Georgia Power pushed back the projected completion date of new nuclear reactors at Plant Vogtle four times since the spring. That still isn’t likely to be enough, monitors and staff for the state said in new filings this week.
Some work may slip into 2024, they warned, citing continued concerns about quality issues and productivity problems. They also cautioned that total costs for both Georgia Power and its partners on the expansion project could rise another $1 billion.
Customers of Georgia Power and many other Georgia utilities are at risk of paying steeper rates as a result of Vogtle work that is already billions of dollars higher than first budgeted.
The first of two new reactors will likely not go online until at least November of next year, but possibly not until February of 2023, according to Wednesday filings by Georgia Public Service Commission staff and independent monitors hired to watchdog the project for the state.
The second reactor will likely not be in operation until a year after that, potentially pushing into February of 2024, according to written testimony by Don Grace, who is the vice president of engineering for the monitoring group.

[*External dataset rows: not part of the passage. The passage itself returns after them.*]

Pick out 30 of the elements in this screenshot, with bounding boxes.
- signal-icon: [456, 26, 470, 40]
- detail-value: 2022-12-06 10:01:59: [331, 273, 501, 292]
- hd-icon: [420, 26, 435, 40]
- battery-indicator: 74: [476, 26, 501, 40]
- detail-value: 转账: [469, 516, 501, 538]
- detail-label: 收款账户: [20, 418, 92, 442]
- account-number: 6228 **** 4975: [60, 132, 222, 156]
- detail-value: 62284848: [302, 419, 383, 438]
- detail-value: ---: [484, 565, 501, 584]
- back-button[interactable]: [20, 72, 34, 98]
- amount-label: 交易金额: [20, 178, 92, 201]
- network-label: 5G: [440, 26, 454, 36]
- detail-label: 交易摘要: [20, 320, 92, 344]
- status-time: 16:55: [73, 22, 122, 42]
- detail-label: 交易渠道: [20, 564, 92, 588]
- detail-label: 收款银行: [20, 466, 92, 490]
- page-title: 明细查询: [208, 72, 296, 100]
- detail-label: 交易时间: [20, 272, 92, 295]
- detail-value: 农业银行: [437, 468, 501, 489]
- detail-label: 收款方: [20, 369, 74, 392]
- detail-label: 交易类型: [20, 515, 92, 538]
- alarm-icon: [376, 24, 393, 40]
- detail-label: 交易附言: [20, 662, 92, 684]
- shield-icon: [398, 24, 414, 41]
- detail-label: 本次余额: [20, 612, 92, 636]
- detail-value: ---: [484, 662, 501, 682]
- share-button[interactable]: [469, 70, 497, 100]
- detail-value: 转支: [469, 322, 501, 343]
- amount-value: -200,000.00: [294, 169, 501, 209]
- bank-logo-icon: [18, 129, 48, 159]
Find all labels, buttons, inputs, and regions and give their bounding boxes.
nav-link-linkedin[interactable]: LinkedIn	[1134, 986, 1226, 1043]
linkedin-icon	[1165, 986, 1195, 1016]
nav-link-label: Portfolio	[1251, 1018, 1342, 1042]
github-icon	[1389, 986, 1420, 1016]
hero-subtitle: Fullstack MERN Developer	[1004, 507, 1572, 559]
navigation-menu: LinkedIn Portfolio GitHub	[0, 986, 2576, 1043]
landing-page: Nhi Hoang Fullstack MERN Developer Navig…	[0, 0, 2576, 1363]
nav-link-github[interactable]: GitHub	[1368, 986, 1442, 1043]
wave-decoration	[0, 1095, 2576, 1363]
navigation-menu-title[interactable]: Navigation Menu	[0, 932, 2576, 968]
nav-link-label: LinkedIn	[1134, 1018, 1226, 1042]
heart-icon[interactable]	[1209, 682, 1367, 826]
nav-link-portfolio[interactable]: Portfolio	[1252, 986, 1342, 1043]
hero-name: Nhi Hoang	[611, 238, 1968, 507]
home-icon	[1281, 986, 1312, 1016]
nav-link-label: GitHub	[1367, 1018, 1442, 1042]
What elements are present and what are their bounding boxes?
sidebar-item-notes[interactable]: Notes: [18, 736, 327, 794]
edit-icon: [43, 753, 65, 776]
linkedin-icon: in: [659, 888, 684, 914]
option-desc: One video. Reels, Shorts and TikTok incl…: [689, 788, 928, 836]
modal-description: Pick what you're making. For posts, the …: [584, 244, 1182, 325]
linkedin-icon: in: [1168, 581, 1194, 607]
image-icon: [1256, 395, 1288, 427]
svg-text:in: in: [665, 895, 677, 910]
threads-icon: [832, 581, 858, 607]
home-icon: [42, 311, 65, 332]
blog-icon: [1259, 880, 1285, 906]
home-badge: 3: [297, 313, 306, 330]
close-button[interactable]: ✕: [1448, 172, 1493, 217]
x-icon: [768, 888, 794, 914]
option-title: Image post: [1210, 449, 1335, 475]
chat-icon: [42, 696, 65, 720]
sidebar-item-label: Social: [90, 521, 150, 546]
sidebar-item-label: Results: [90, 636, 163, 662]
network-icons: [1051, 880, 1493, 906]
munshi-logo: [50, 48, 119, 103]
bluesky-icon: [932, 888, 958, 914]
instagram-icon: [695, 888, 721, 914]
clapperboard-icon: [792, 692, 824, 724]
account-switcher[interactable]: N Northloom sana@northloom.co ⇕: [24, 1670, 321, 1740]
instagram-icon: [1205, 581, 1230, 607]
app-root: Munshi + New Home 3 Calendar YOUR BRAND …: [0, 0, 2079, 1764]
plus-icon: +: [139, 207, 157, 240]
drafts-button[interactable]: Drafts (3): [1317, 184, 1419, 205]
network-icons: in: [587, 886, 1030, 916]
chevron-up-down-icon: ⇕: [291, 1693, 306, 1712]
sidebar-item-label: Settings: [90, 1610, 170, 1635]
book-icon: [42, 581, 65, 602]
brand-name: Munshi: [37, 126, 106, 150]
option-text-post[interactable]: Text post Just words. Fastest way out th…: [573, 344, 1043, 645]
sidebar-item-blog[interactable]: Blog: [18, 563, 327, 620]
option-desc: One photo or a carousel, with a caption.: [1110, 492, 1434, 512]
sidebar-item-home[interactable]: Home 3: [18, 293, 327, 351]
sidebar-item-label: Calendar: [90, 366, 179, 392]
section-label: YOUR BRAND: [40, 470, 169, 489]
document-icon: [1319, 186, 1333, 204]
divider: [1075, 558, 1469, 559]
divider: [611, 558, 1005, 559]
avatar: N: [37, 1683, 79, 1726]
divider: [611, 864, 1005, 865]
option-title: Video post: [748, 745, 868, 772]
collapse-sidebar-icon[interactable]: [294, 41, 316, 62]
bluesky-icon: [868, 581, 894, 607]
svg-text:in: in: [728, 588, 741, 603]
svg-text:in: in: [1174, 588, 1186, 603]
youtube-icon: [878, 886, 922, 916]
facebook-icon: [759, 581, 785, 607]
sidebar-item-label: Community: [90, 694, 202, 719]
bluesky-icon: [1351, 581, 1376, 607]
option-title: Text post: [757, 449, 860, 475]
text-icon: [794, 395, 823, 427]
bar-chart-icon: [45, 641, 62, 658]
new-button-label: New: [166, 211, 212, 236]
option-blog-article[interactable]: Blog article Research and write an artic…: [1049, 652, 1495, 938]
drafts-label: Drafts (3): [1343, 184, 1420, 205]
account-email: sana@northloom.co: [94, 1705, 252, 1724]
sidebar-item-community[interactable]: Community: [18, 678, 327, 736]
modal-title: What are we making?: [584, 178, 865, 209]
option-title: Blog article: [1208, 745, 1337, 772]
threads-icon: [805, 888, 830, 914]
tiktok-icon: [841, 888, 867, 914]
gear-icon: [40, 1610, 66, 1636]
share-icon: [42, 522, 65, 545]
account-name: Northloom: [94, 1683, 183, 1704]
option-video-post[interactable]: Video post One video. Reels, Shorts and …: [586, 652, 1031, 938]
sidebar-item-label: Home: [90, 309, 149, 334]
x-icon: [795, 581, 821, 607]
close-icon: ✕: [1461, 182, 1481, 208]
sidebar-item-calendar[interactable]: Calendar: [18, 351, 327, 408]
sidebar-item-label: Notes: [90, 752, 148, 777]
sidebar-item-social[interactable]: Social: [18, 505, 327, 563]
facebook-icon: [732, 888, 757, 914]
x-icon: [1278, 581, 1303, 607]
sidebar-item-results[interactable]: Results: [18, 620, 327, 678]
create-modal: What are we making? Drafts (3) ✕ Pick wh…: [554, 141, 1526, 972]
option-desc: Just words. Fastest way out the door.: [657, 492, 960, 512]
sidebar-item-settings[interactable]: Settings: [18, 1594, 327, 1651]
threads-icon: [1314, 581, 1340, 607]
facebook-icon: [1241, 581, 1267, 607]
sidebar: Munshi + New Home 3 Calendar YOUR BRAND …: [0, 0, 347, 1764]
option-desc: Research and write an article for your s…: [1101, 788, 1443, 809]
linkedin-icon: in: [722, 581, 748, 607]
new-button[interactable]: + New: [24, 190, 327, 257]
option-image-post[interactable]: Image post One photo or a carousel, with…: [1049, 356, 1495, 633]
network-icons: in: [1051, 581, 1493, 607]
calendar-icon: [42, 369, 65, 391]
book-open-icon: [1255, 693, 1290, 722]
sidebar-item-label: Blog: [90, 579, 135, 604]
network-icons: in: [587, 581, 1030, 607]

And Grace said even those estimates could be off if major new issues arise, such as from increased oversight begun by the U.S. Nuclear Regulatory Commission after quality and oversight problems were found at the site south of Augusta earlier this year.
Others on the monitoring team agreed with Grace’s overall assessments.
Their projections are for as much as five months of delays beyond Georgia Power’s latest timetable, announced in late October after a string of earlier updates. Until earlier this year the company had been predicting the first new reactor would be producing electricity for Georgians no later than last month.
When Georgia Power launched the project, it had said the first reactor would be in place by the spring of 2016, followed by the final reactor a year later.
The total capital costs for Georgia Power and its partners have risen to $19.5 billion, but Grace predicted the costs could go up another billion dollars. Not included in that estimate: billions of dollars in financing costs that have been or will be picked up by customers of electric utilities.
PSC staff and monitors have for years predicted rising costs and delays, even as Georgia Power repeatedly waved off such warnings only to later revise its own estimates.
Grace said the latest expectations for more delays and higher costs are “largely attributable to the more recently discovered construction quality issues.”
And “there are many performance issues that need improvement” on work on the second new reactor.